Moved and maintained adequate postures: difficulty walking due to intense pain caused by muscle contractures and trunk flexion having to use a permanent ventral wheel for displacement.
5.
Sleeping and resting: Continuous pain due to muscle spasms and the impossibility of maintaining an upright posture caused changes in the patient's sleep pattern.
6.
Choosing adequate clothing, dressing and dressing oneself out: Despite the continuous pain she experienced, she tried at all times to maintain independence, although sometimes she needed help to satisfy this need.
He wore comfortable clothing adapted to his needs.
7.
Maintaining body temperature within normal limits, adjusting clothing and modifying the environment: He experienced an episode of fever during bacteremia derived from temporary jugular catheter that was treated with antipyretics, recovering his catheter base.
8.
Maintaining body hygiene and skin integrity: The patient presented a bad appearance and cleanliness, often needing help during the bath time.
9.
Avoid environmental hazards and avoid injury to others: Numerous diagnostic tests and invasive treatments were performed.
10.
Communicating with others expressing emotions, needs, fears or opinions: During treatment the patient expresses his needs and emotions.

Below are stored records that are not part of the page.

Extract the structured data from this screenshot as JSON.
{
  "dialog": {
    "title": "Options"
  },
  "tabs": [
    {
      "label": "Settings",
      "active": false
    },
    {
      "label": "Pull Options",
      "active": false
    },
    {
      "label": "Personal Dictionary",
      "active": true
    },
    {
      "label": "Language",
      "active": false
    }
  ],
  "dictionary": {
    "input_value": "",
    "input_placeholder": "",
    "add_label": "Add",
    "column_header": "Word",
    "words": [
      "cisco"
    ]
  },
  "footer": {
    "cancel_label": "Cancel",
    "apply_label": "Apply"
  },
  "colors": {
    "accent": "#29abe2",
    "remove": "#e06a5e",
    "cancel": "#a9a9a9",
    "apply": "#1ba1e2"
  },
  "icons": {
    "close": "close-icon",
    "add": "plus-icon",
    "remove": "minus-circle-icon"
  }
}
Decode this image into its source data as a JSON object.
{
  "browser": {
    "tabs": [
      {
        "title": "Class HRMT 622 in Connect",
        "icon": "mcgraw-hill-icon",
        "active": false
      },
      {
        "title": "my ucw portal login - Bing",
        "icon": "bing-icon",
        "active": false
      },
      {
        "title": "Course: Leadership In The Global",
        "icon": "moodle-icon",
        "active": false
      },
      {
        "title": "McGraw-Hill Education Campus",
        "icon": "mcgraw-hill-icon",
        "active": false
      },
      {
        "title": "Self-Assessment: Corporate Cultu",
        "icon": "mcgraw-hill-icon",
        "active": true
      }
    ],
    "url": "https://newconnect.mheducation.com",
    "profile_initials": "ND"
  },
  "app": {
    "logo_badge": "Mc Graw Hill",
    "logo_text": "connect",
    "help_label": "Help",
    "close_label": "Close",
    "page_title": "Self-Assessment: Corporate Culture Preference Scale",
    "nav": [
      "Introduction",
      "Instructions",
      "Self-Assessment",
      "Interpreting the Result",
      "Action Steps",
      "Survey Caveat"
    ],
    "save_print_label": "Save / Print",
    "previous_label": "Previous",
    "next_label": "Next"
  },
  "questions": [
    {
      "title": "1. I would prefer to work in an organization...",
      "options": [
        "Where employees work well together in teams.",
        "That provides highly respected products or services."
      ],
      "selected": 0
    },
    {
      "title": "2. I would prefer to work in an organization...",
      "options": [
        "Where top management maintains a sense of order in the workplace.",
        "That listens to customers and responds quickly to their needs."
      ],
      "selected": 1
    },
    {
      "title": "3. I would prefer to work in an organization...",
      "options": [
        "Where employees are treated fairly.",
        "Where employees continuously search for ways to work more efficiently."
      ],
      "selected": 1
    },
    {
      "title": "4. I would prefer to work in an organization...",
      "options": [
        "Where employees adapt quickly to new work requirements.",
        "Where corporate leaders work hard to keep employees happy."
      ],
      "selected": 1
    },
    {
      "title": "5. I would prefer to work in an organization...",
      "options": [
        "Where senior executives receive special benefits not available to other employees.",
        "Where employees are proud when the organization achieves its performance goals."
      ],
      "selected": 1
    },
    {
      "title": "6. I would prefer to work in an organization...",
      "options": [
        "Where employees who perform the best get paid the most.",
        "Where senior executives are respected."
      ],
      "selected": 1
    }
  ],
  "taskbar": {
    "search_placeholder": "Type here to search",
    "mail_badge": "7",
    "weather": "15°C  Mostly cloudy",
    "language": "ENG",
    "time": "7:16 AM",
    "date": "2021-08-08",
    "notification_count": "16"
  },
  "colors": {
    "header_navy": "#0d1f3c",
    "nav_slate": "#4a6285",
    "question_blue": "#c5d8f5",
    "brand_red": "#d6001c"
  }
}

The family exercises the role of the caregiver without showing signs of strain, supporting him at each moment.
11.
Living according to their own values and beliefs: need satisfied despite pain and immobility
12.
Vital seclusion in something so that his work has a sense of personal accomplishment: due to the disabling evolution of the disease the patient could not work and expressed concern for his situation of progressive deterioration although he faced the process
13.
Establishment plan
14.
Learning, discovering or satisfying the curiosity that leads to normal development and using available resources showed interest in everything that was happening to him and asked about treatment with plasmapheresis.
The therapeutic regime has been implemented since the beginning of the disease.